The Hamiltonian proposal acts on a vector of floating point values referred to as positions.

The positions can represent the complete state or a subset of the state of the Markov chain; see HStructure.

The length of the position vector determines the size of the squared mass matrix; see Masses.

Momenta of the Positions.

Mass matrix.

The masses roughly describe how reluctant the particles move through the state space. If a parameter has higher mass the velocity in this direction will be changed less by the provided gradient than when the same parameter has lower mass. Off-diagonal entries describe the covariance structure. If two parameters are negatively correlated, their generated initial momenta are likely to have opposite signs.

The matrix is square with the number of rows and columns being equal to the length of Positions.

The proposal is more efficient if masses are assigned according to the inverse (co)-variance structure of the posterior function. That is, parameters changing on larger scales should have lower masses than parameters changing on lower scales. In particular, the optimal entries of the diagonal of the mass matrix are the inverted variances of the parameters distributed according to the posterior function.

Of course, the scales of the parameters of the posterior function are usually unknown. Often, it is sufficient to

• set the diagonal entries of the mass matrix to identical values roughly scaled with the inverted estimated average variance of the posterior function; or even to
• set all diagonal entries of the mass matrix to 1.0, and all other entries to 0.0, and trust the tuning algorithm (see HTuningConf) to find the correct values.

Mean leapfrog trajectory length \(L\).

Number of leapfrog steps per proposal.

To avoid problems with ergodicity, the actual number of leapfrog steps is sampled per proposal from a discrete uniform distribution over the interval \([\text{floor}(0.9L),\text{ceiling}(1.1L)]\).

For a discussion of ergodicity and reasons why randomization is important, see [1] p. 15; also mentioned in [2] p. 304.

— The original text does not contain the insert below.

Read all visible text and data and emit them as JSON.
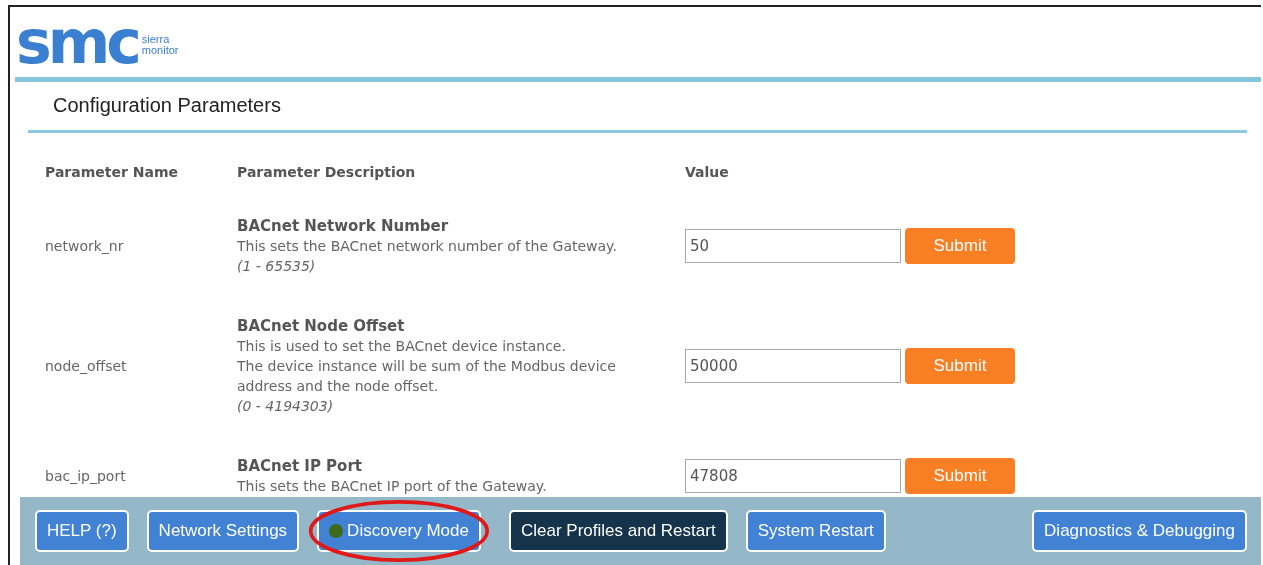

To avoid errors, the left bound of the interval has an additional hard minimum of 1, and the right bound is required to be larger equal than the left bound.

Mean of leapfrog scaling factor \(\epsilon\).

Determines the size of each leapfrog step.

To avoid problems with ergodicity, the actual leapfrog scaling factor is sampled per proposal from a continuous uniform distribution over the interval \((0.9\epsilon,1.1\epsilon]\).

For a discussion of ergodicity and reasons why randomization is important, see [1] p. 15; also mentioned in [2] p. 304.

Call error if value is zero or negative.

Product of LeapfrogTrajectoryLength and LeapfrogScalingFactor.

A good value is hard to find and varies between applications. For example, see Figure 6 in [4].

Call error if value is zero or negative.

Tune leapfrog parameters?

Tune masses?

The masses are tuned according to the (co)variances of the parameters obtained from the posterior distribution over the last auto tuning interval.

Tuning configuration of the Hamilton Monte Carlo proposal.

The Hamilton Monte Carlo proposal requires information about the structure of the state, which is denoted as s.

Please also refer to the top level module documentation of Mcmc.Proposal.Hamiltonian.Hamiltonian.

The target is composed of the prior, likelihood, and jacobian functions.

The structure of the state is denoted as s.

Please also refer to the top level module documentation.